One of Edgar’s main argument is that “the Bible teaches that cultural engagement before the living God is, along with worship, the fundamental calling for the human race” (87). To unpack this thesis, Edgar begins with the contra mundum (oppose everyone) texts found in Scripture. He concludes, “At best, [cultural pursuits] are a distraction from the most noble pursuits; at worst they are raw idolatry” (98).

But this does not mean that the very concept of cultural engagement should be answered with retreat. In fact, Edgar argues quite the opposite. In Scripture, Edgar sees “not so much a radical rejection of the world, that is, the world as God’s good creation, but a vigorous hostility to the malignancy that has corrupted the creation” (103). If what’s wrong with the culture is not the world itself, but the sin inside it, this makes the redemptive work of the gospel in this world possible. Such a vision for culture says we must continue to transform the world at every level of society, not just in spiritual ways (126). Edgar defines the term “cultural engagement” as “the human response to the divine call to enjoy and develop the world that God has generously given to his image-bearers” (176). We must become culture-creators, to fulfill the cultural mandate in every facet.

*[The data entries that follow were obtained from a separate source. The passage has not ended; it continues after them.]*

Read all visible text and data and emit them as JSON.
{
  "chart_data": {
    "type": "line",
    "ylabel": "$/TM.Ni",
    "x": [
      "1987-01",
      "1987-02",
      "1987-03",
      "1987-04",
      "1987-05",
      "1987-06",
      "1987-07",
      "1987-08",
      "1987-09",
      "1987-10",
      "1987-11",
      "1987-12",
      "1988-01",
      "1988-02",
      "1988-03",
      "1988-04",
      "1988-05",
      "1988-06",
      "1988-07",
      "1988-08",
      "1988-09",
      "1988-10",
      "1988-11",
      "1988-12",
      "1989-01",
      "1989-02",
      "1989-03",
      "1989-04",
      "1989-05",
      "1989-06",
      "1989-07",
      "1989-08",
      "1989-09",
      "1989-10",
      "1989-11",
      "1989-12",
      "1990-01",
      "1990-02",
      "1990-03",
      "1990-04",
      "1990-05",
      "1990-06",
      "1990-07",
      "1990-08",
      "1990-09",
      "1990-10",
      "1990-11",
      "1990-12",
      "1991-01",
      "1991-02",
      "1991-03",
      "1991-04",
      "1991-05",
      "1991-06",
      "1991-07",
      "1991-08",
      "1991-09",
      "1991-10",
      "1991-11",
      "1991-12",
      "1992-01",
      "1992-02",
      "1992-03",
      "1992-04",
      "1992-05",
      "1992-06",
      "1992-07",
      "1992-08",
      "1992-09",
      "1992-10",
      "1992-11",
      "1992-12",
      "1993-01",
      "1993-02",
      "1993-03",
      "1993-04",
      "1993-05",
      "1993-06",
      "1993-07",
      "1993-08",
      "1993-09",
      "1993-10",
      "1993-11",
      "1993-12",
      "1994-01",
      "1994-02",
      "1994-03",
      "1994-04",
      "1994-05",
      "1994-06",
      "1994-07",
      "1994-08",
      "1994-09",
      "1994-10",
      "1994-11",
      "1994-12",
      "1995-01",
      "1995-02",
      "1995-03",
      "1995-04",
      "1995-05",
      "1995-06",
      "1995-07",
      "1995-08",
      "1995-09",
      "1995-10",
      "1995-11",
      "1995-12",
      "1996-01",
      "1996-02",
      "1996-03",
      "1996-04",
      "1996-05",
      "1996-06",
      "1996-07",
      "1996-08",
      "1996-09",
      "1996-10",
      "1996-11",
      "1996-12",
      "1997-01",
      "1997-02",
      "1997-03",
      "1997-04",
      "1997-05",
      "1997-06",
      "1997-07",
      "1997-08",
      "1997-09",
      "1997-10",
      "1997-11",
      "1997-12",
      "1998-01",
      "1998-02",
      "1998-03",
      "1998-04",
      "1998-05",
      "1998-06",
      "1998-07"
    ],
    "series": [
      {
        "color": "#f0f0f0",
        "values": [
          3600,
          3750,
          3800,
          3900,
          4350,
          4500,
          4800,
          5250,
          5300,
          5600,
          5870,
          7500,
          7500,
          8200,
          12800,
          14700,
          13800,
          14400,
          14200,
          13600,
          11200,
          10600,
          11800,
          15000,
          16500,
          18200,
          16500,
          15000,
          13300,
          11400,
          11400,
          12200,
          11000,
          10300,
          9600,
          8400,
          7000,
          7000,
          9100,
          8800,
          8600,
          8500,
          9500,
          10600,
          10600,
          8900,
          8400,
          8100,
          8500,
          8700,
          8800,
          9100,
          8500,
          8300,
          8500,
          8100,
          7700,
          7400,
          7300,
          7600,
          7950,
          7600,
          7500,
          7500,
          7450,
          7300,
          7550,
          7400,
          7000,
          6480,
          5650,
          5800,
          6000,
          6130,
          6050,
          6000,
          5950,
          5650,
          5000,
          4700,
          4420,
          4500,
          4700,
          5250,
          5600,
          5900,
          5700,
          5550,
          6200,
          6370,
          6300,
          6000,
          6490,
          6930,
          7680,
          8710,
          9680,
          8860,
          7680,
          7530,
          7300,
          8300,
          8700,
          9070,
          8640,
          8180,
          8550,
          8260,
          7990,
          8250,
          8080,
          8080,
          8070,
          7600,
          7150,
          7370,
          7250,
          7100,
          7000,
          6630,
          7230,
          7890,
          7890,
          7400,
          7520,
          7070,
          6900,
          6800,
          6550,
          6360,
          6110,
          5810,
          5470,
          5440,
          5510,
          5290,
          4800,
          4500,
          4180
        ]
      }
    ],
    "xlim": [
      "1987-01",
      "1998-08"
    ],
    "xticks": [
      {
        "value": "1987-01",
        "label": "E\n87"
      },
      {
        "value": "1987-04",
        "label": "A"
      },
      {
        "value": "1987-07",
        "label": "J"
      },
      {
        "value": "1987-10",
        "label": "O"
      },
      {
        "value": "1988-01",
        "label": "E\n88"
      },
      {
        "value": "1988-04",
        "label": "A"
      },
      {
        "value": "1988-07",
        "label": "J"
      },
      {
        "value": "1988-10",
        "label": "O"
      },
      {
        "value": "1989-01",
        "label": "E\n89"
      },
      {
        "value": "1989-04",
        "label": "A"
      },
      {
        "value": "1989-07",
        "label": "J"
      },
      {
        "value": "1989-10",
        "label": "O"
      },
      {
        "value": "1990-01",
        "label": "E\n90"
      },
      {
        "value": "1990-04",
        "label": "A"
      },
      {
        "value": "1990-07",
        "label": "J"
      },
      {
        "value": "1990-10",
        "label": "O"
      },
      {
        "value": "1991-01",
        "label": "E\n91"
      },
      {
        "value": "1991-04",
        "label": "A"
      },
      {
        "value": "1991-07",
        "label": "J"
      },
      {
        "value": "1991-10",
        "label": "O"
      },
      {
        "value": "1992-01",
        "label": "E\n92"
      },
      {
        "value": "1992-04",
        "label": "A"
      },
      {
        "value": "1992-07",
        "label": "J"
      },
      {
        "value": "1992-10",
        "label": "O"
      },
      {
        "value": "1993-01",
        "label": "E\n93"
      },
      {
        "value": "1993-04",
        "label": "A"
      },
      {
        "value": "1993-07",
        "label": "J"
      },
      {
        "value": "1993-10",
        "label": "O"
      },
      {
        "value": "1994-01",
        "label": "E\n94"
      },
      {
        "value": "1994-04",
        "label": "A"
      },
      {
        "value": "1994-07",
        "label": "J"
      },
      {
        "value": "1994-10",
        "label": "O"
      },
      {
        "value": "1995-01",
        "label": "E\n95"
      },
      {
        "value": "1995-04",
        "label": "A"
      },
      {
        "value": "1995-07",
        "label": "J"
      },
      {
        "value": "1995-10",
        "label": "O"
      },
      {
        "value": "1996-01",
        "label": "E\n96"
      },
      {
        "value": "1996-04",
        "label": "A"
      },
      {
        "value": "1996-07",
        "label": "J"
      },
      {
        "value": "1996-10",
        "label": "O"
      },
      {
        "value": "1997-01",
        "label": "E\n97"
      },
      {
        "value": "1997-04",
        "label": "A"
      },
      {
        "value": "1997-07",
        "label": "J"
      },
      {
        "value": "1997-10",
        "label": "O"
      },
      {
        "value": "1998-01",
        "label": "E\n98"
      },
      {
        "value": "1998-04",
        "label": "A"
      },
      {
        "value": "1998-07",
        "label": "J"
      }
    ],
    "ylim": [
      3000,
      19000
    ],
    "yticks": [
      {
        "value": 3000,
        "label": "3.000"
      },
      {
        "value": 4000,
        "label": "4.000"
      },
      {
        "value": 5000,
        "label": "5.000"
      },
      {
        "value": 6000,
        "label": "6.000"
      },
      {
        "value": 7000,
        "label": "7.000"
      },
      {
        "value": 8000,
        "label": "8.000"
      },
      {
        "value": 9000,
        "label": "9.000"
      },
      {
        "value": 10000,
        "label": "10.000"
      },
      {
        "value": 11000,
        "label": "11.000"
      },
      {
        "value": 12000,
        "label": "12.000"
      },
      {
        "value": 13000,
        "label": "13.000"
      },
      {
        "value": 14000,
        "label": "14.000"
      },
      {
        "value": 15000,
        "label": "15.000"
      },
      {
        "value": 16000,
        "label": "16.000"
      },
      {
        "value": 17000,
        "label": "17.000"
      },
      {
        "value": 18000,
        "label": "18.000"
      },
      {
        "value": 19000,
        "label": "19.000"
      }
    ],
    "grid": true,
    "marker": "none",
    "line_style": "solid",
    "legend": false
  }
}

This book offers a lot of wisdom in how we should understand the biblical and historical witness as to what culture is. Edgar is a scholar, and it shows in Created and Creating. I would have liked to have seen a bit more of Edgar’s own conclusions and implications for his work, but I believe his philosophy on how we are to think about our responsibility in creating culture is an important step for many of us to consider. Those who desire to have a more intermediate understanding of culture and its implications for the Christian life will be served well by this book.